Taught graduate courses in convection and radiation heat transfer and two-phase thermal-hydraulics.
Major area of interest with the Loss-of Fluid Test (LOFT) program was heat transfer with emphasis on post-CHF boiling. From this work, I proposed a theory of how quenching occurs and developed an experimental program to help quantify the theory. I also developed a unified CHF theory and a probe to measure liquid-contact times in post-CHF boiling. These last two developments were cooperative efforts with Professors Gunnerson (now at University of Idaho) and Chen (Lehigh University), respectively.
Other work areas included the RELAP5 thermal-hydraulics code, modeling of LOFT's external fuel rod thermocouple, and several LOFT-related heat transfer problems. For example, study of predicted and experimental differences for small-break transient L9-1/L3-3 revealed major modeling deficiencies. That explanation saved repeating the experiment at a cost of $1M.
Work involved code development of RELAP4, a computer code used in the prediction of thermal-hydraulic system transients.

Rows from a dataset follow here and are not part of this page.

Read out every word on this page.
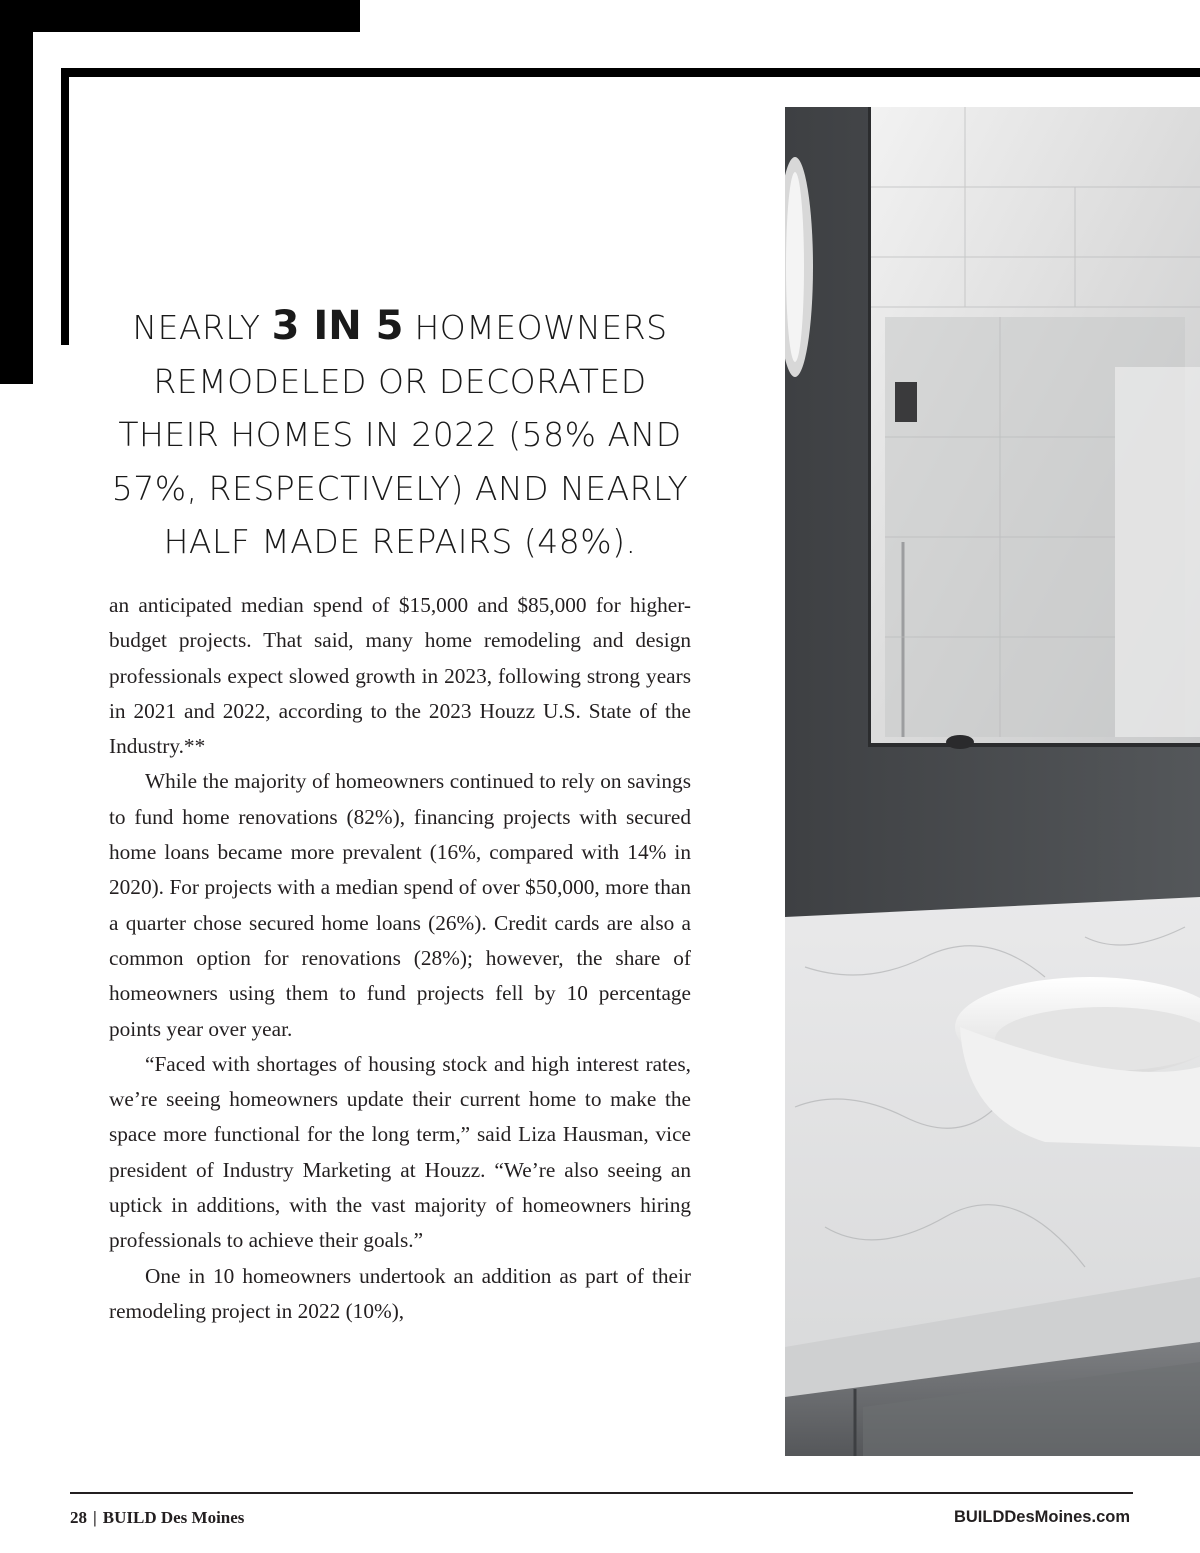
NEARLY 3 IN 5 HOMEOWNERS REMODELED OR DECORATED THEIR HOMES IN 2022 (58% AND 57%, RESPECTIVELY) AND NEARLY HALF MADE REPAIRS (48%).

an anticipated median spend of $15,000 and $85,000 for higher-budget projects. That said, many home remodeling and design professionals expect slowed growth in 2023, following strong years in 2021 and 2022, according to the 2023 Houzz U.S. State of the Industry.**

While the majority of homeowners continued to rely on savings to fund home renovations (82%), financing projects with secured home loans became more prevalent (16%, compared with 14% in 2020). For projects with a median spend of over $50,000, more than a quarter chose secured home loans (26%). Credit cards are also a common option for renovations (28%); however, the share of homeowners using them to fund projects fell by 10 percentage points year over year.

“Faced with shortages of housing stock and high interest rates, we’re seeing homeowners update their current home to make the space more functional for the long term,” said Liza Hausman, vice president of Industry Marketing at Houzz. “We’re also seeing an uptick in additions, with the vast majority of homeowners hiring professionals to achieve their goals.”

One in 10 homeowners undertook an addition as part of their remodeling project in 2022 (10%),

28 | BUILD Des Moines	BUILDDesMoines.com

Assignments included modeling of fuel pins, radiation and convection heat transfer, reactor core hydraulics, core thermal nonequilibrium, and steam generators. Other projects included work with the RELAP5 heat transfer and consultation with the LOFT and Power Burst Facility experimental programs.
Work involved two areas: the design and development of new products, and work with Gould's MK-48 torpedo production. The major design project was the MK-46 torpedo NEARTIP acoustic transducer. Responsibilities included design of the transducer element and minimization of the transducer's self-noise limit. Transducer element design involved the use of optimization techniques and computer simulations to meet both the operational and design constraints. Limitation of the self noise required design of a series of experiments to identify the cause of the self noise. MK-48 production work involved computer simulation and statistical sampling techniques to study the tractability of transducers in the high-volume production environment. Major results of the program were development of (1) improved production procedures to increase the reliability of the transducers; (2) a new quick and accurate technique to measure the extensional velocity of sound in components; (3) computer simulation and sampling techniques to study the effects of transducer component material properties, dimensions, and their tolerances upon the transducers produced from them.
Other responsibilities included a six-month management training period, during which I was assistant manager of the department. I also served as consultant to other divisions on various vibrational, stress analysis, and acoustical problems.
Responsible for various research and development programs. These involved the design of improved composite longitudinal low-frequency sonar transducers and their isolation from vibration and shock. Also involved the measurement of acoustical properties of sonar transducer materials and pressure release materials.